As propostas compõem uma resolução que a Executiva Nacional aprovou no dia 6/11. Todas as bandeiras têm como objetivos principais a defesa do emprego, da renda e a manutenção das possibilidades de desenvolvimento econômico sustentável para o País. “Antes de mais nada, queremos dizer que os trabalhadores não pagarão os efeitos dessa crise, dessa irresponsabilidade do sistema financeiro”, enfatizou Artur.


Daí a necessidade, segundo a CUT, que as contrapartidas sociais que estabeleçam metas de manutenção e geração de emprego virem um item oficial, legalmente estabelecido, em todos os investimentos públicos em empresas, setores ou projetos.

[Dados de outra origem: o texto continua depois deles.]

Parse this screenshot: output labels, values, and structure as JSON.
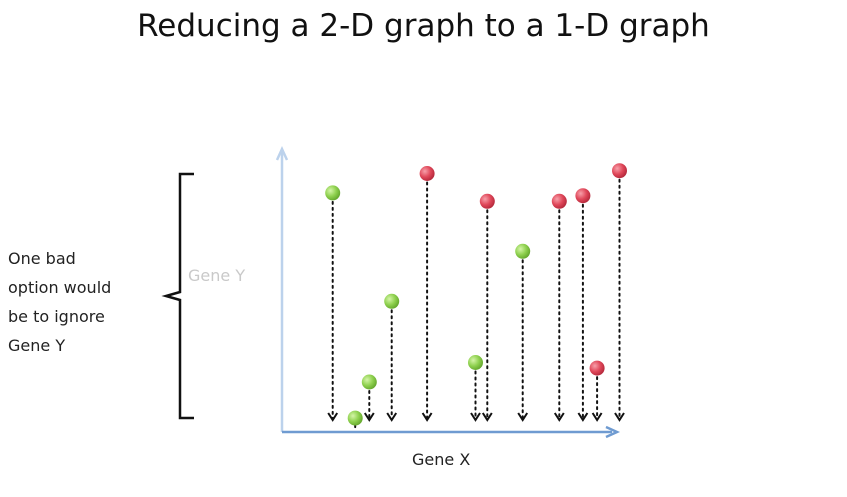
{
  "title": "Reducing a 2-D graph to a 1-D graph",
  "annotation": {
    "lines": [
      "One bad",
      "option would",
      "be to ignore",
      "Gene Y"
    ]
  },
  "axes": {
    "x_label": "Gene X",
    "y_label": "Gene Y",
    "x_axis_color": "#6f9bd1",
    "y_axis_color": "#bcd2ec"
  },
  "colors": {
    "green_point": "#8fd14f",
    "red_point": "#e0485a",
    "projection_line": "#111111",
    "brace": "#111111"
  },
  "chart_data": {
    "type": "scatter",
    "title": "",
    "xlabel": "Gene X",
    "ylabel": "Gene Y",
    "series": [
      {
        "color": "#8fd14f",
        "points": [
          {
            "x": 4.3,
            "y": 8.6
          },
          {
            "x": 6.2,
            "y": 0.5
          },
          {
            "x": 7.4,
            "y": 1.8
          },
          {
            "x": 9.3,
            "y": 4.7
          },
          {
            "x": 16.4,
            "y": 2.5
          },
          {
            "x": 20.4,
            "y": 6.5
          }
        ]
      },
      {
        "color": "#e0485a",
        "points": [
          {
            "x": 12.3,
            "y": 9.3
          },
          {
            "x": 17.4,
            "y": 8.3
          },
          {
            "x": 23.5,
            "y": 8.3
          },
          {
            "x": 25.5,
            "y": 8.5
          },
          {
            "x": 26.7,
            "y": 2.3
          },
          {
            "x": 28.6,
            "y": 9.4
          }
        ]
      }
    ],
    "projection": "onto x-axis",
    "xlim": [
      0,
      30
    ],
    "ylim": [
      0,
      10
    ],
    "grid": false
  }
}
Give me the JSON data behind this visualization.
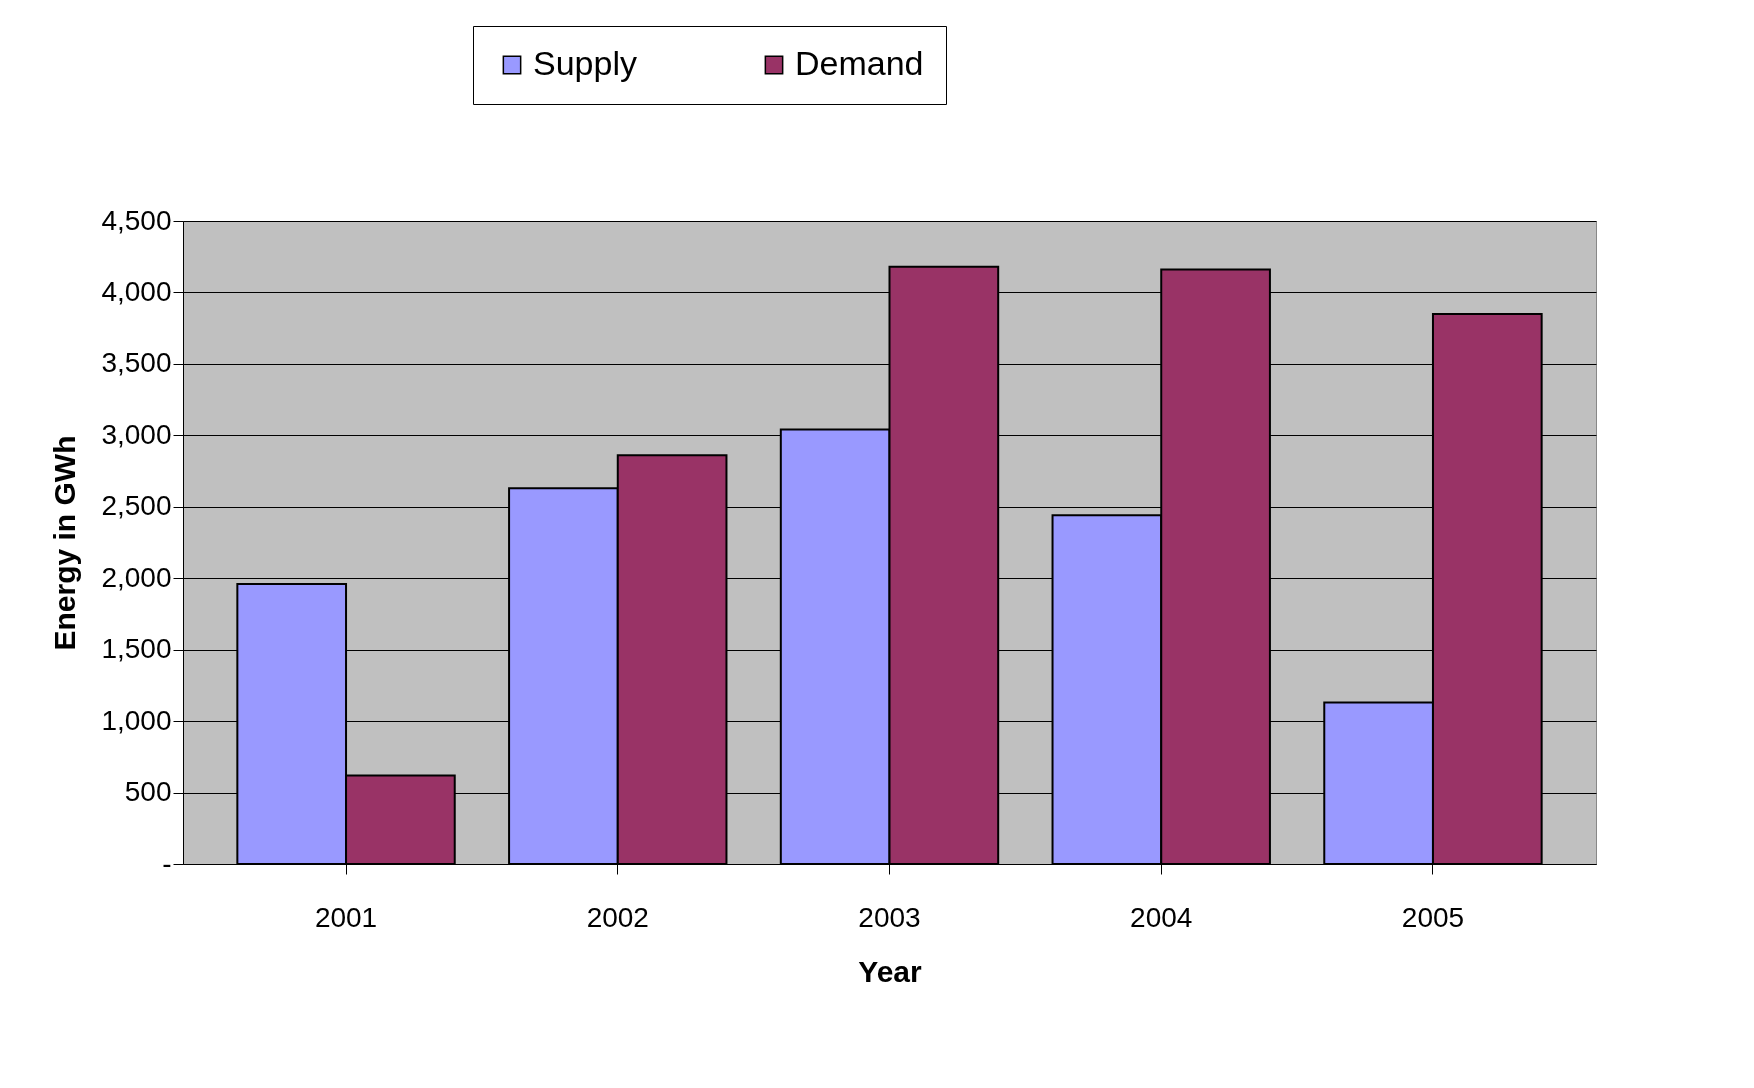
{
  "chart_data": {
    "type": "bar",
    "xlabel": "Year",
    "ylabel": "Energy in GWh",
    "categories": [
      "2001",
      "2002",
      "2003",
      "2004",
      "2005"
    ],
    "series": [
      {
        "name": "Supply",
        "color": "#9999ff",
        "values": [
          1960,
          2630,
          3040,
          2440,
          1130
        ]
      },
      {
        "name": "Demand",
        "color": "#993366",
        "values": [
          620,
          2860,
          4180,
          4160,
          3850
        ]
      }
    ],
    "ylim": [
      0,
      4500
    ],
    "yticks": [
      {
        "value": 0,
        "label": "-"
      },
      500,
      {
        "value": 1000,
        "label": "1,000"
      },
      {
        "value": 1500,
        "label": "1,500"
      },
      {
        "value": 2000,
        "label": "2,000"
      },
      {
        "value": 2500,
        "label": "2,500"
      },
      {
        "value": 3000,
        "label": "3,000"
      },
      {
        "value": 3500,
        "label": "3,500"
      },
      {
        "value": 4000,
        "label": "4,000"
      },
      {
        "value": 4500,
        "label": "4,500"
      }
    ],
    "grid": "y",
    "legend": "top"
  }
}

Isso vale, evidentemente, para os recursos que o governo federal tem colocado à disposição para socorrer instituições em dificuldades.


Apontando também para a preservação e ampliação do mercado interno, com a necessária capacidade de consumo para os trabalhadores, outra das reivindicações que a CUT apresentou e que vai encaminhar ao governo federal é a criação de um plano oficial que permita a rápida renegociação que trabalhadores e pequenos e médios empresários têm com bancos e sistema financeiro em geral.


“Até agora, tudo que se fala em torno da crise é sempre com a ótica do socorro ao sistema financeiro. É papel e dever da CUT, como maior central do País, trazer para o centro do debate a proteção aos trabalhadores e aos pequenos empreendimentos, estes essenciais para o mercado de trabalho”, disse o presidente.


A crise deve ser enfrentada também, ainda segundo a CUT, com a urgente redução do superávit fiscal, e com o uso desse dinheiro para ampliar os investimentos em projetos de infra-estrutura e em políticas de saúde, educação, segurança e valorização dos trabalhadores públicos. “O Estado tem de agir como indutor do desenvolvimento e investir o dinheiro para manter a economia em expansão”, afirmou Artur.


“Para nós o superávit fiscal tinha de acabar. Num momento de crise, tal política não tem a menor correlação com os problemas que vivemos hoje. O governo esconde esse dinheiro sob o manto do superávit fiscal. Queremos discutir que esse dinheiro deve ser aplicado em projetos que criem emprego e renda”.


Para fazer essas reivindicações e propostas chegarem ao governo, a CUT já solicitou audiência com o presidente Lula e com os ministros da área econômica e também já programou atos e mobilizações. “O governo tem ouvido empresários, banqueiros, o setor do comércio. Tem de ouvir também os trabalhadores”, disse Artur.